The problem with CRMs and ticketing systems is they aren’t designed for healthcare and can’t be easily reconfigured on a workflow level, Hensel explained.

“Your tool for data entry is the ticket, but then you need to tie into some communications system like call center software, like email, or plug some sort of API to go into an app,” he said. “And then you need a bunch of custom business logic outside of the ticketing tool and outside of communications software that says ‘Hey I haven’t heard from this patient in two weeks.
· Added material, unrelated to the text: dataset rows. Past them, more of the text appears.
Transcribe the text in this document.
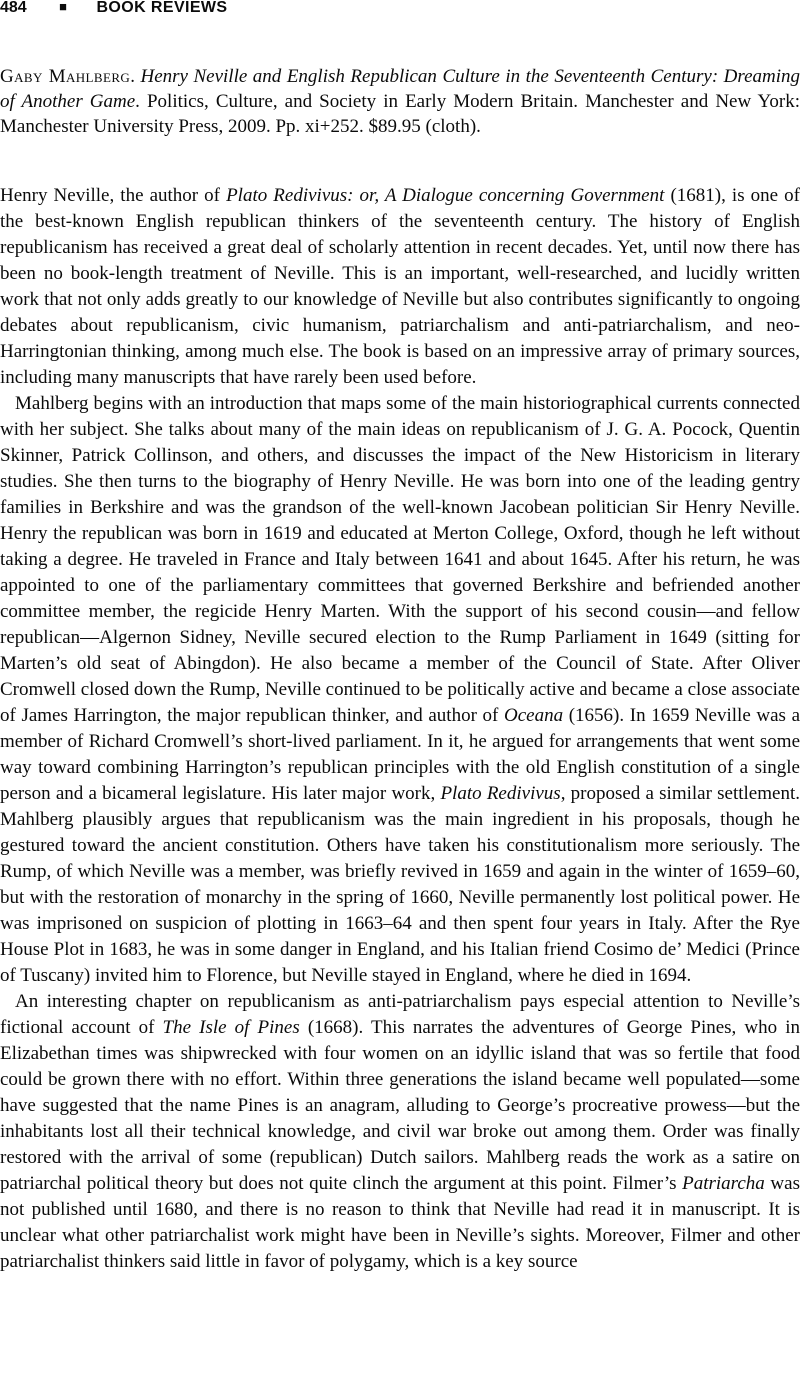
484 ■ BOOK REVIEWS
Gaby Mahlberg. Henry Neville and English Republican Culture in the Seventeenth Century: Dreaming of Another Game. Politics, Culture, and Society in Early Modern Britain. Manchester and New York: Manchester University Press, 2009. Pp. xi+252. $89.95 (cloth).

Henry Neville, the author of Plato Redivivus: or, A Dialogue concerning Government (1681), is one of the best-known English republican thinkers of the seventeenth century. The history of English republicanism has received a great deal of scholarly attention in recent decades. Yet, until now there has been no book-length treatment of Neville. This is an important, well-researched, and lucidly written work that not only adds greatly to our knowledge of Neville but also contributes significantly to ongoing debates about republicanism, civic humanism, patriarchalism and anti-patriarchalism, and neo-Harringtonian thinking, among much else. The book is based on an impressive array of primary sources, including many manuscripts that have rarely been used before.

Mahlberg begins with an introduction that maps some of the main historiographical currents connected with her subject. She talks about many of the main ideas on republicanism of J. G. A. Pocock, Quentin Skinner, Patrick Collinson, and others, and discusses the impact of the New Historicism in literary studies. She then turns to the biography of Henry Neville. He was born into one of the leading gentry families in Berkshire and was the grandson of the well-known Jacobean politician Sir Henry Neville. Henry the republican was born in 1619 and educated at Merton College, Oxford, though he left without taking a degree. He traveled in France and Italy between 1641 and about 1645. After his return, he was appointed to one of the parliamentary committees that governed Berkshire and befriended another committee member, the regicide Henry Marten. With the support of his second cousin—and fellow republican—Algernon Sidney, Neville secured election to the Rump Parliament in 1649 (sitting for Marten’s old seat of Abingdon). He also became a member of the Council of State. After Oliver Cromwell closed down the Rump, Neville continued to be politically active and became a close associate of James Harrington, the major republican thinker, and author of Oceana (1656). In 1659 Neville was a member of Richard Cromwell’s short-lived parliament. In it, he argued for arrangements that went some way toward combining Harrington’s republican principles with the old English constitution of a single person and a bicameral legislature. His later major work, Plato Redivivus, proposed a similar settlement. Mahlberg plausibly argues that republicanism was the main ingredient in his proposals, though he gestured toward the ancient constitution. Others have taken his constitutionalism more seriously. The Rump, of which Neville was a member, was briefly revived in 1659 and again in the winter of 1659–60, but with the restoration of monarchy in the spring of 1660, Neville permanently lost political power. He was imprisoned on suspicion of plotting in 1663–64 and then spent four years in Italy. After the Rye House Plot in 1683, he was in some danger in England, and his Italian friend Cosimo de’ Medici (Prince of Tuscany) invited him to Florence, but Neville stayed in England, where he died in 1694.

An interesting chapter on republicanism as anti-patriarchalism pays especial attention to Neville’s fictional account of The Isle of Pines (1668). This narrates the adventures of George Pines, who in Elizabethan times was shipwrecked with four women on an idyllic island that was so fertile that food could be grown there with no effort. Within three generations the island became well populated—some have suggested that the name Pines is an anagram, alluding to George’s procreative prowess—but the inhabitants lost all their technical knowledge, and civil war broke out among them. Order was finally restored with the arrival of some (republican) Dutch sailors. Mahlberg reads the work as a satire on patriarchal political theory but does not quite clinch the argument at this point. Filmer’s Patriarcha was not published until 1680, and there is no reason to think that Neville had read it in manuscript. It is unclear what other patriarchalist work might have been in Neville’s sights. Moreover, Filmer and other patriarchalist thinkers said little in favor of polygamy, which is a key source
Maybe I should think about giving them a call.’ So you end up with a Frankenstein or like a Rube Goldberg machine to try to get this software working.”

Welkin combines the rules engine and the patient management into a single highly configurable program. The company works with vendors like Lyra Health and Neurotrack, the occasional managed care organization like the Community Health Center Network, and some large pharmaceutical companies.

Hensel says the funding will be used to make the software even more versatile, so that, for instance, it can be used to A/B test different ways of reaching out to patients. It will also be used to expand the team (the company grew from 17 to 31 employees this year) and expand sales and marketing efforts. He expects the number of companies that benefit from Welkin’s offering will only grow.

“I think the reason why all this is happening right now is just there is this increase in focus on trying to reduce waste in the system and create actual value-based care based on outcomes,” he said. “And what this means is that people who didn’t use to think of themselves this way are becoming service providers somehow. Your average device manufacturer is all of a sudden thinking that it’s really important to track real-world outcomes because they need to have better accountability as they’re selling their products and getting formulary apps up.”